Sustainable Engineering

Summary

I see sustainable development as the most crucial issue facing society today. Engineering for sustainable development means providing for human needs without compromising the ability of future generation to meet their needs. That is essentially the formal explanation of sustainability, and forms the basis of this blog by coining together the terms "Sustainable + Chemical Engineering". It is to show how different aspects of engineering, specifically chemical, can be sustainable. 

The impact of industry on sustainability covers the three pillars of development - environmental responsibility, economic growth (which is feasible) and social development (acceptance by society). For industry to guide its activities towards greater responsibility, more engineers needs to have tools to assess the operations with which they are concerned. Chemical engineers can look at sustainability performance indicators as published by IChemE which will partly help them address issues, set targets and develop internal benchmarking.

The Need For Sustainable Engineering 

Society today must face the question of whether it can sustain opportunity and freedom and quality of life without compromising one for the other. Engineers, who design the means by which society provides for its needs, must have an especially clear grasp of the question.

Many serious challenges confront our world, and we keep hearing about predictions of disaster. But the future is not an inevitability; it is a choice. We do not face disaster unless we make disastrous choices. Engineers bear a special responsibility to inform society regarding the practical implications of its choices. Therefore, those who educate engineers bear a special responsibility to ensure that engineering students develop a meaningful basis for judging the practical implications of social tendencies and choices. 

Society has valued industrial technology because society has perceived industry as offering choices. At the same time, industry has created problems we can no longer avoid. The list is familiar: acid rain, toxic waste, greenhouse effect, resource exhaustion, etc. Some people insist that to maintain the benefits of industry, we must continue designing and using technology in the same outmoded and increasingly dangerous way. Those who believe instead that the future is a choice know we can fully understand our alternatives only through more realistic engineering analysis creating the basis for a new engineering that offers genuine technical and social alternatives responsive to actual needs.

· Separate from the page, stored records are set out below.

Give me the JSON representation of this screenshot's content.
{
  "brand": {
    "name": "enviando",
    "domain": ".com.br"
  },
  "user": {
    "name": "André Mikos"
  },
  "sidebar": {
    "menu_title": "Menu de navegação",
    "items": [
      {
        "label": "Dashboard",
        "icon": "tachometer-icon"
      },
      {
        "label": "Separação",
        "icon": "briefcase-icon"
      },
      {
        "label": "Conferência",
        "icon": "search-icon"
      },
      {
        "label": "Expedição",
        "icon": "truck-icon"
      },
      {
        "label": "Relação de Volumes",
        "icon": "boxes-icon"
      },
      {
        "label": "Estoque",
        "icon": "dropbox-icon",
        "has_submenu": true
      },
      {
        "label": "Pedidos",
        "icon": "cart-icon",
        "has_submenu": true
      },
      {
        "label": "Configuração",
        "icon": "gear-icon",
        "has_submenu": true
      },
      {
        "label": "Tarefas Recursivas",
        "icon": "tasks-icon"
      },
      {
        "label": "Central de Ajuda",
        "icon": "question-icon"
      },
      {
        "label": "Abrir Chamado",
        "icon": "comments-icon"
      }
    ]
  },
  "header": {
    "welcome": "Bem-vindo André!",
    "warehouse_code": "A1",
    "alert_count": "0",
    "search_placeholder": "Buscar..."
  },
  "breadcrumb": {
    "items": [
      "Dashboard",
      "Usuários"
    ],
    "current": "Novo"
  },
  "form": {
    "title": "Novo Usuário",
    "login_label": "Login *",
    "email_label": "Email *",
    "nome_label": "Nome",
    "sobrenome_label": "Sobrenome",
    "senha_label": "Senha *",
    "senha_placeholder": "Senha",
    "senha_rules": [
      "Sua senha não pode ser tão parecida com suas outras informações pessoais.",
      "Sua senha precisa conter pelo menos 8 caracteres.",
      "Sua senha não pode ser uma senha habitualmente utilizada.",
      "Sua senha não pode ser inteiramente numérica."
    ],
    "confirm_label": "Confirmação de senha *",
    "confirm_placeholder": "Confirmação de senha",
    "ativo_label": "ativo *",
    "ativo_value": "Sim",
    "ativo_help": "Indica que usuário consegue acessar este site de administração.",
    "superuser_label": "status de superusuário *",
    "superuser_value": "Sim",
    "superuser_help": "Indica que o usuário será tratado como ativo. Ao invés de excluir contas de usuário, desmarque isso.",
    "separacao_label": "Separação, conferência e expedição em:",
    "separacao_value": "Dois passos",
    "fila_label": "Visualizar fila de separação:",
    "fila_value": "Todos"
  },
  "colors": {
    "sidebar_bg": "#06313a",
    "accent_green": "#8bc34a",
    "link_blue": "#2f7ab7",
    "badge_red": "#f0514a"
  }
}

Resource issues have perhaps the broadest practical implications of any we face, as engineers. Traditional industrial technology has always depended on sheer volume of resources to overwhelm problems, and engineers have always been trained to think along those lines. In the face of limits becoming obvious today, the old industrial paradigm of unlimited growth is unsustainable, since it requires unlimited drawdowns of limited planetary resource storages, and unlimited environmental capacity to absorb externalities. Engineering conceived in terms of that paradigm is likewise unsustainable. What we need is an entirely new paradigm for the way we design industrial technology, and that paradigm is sustainability. To achieve sustainability, we need sustainable engineering.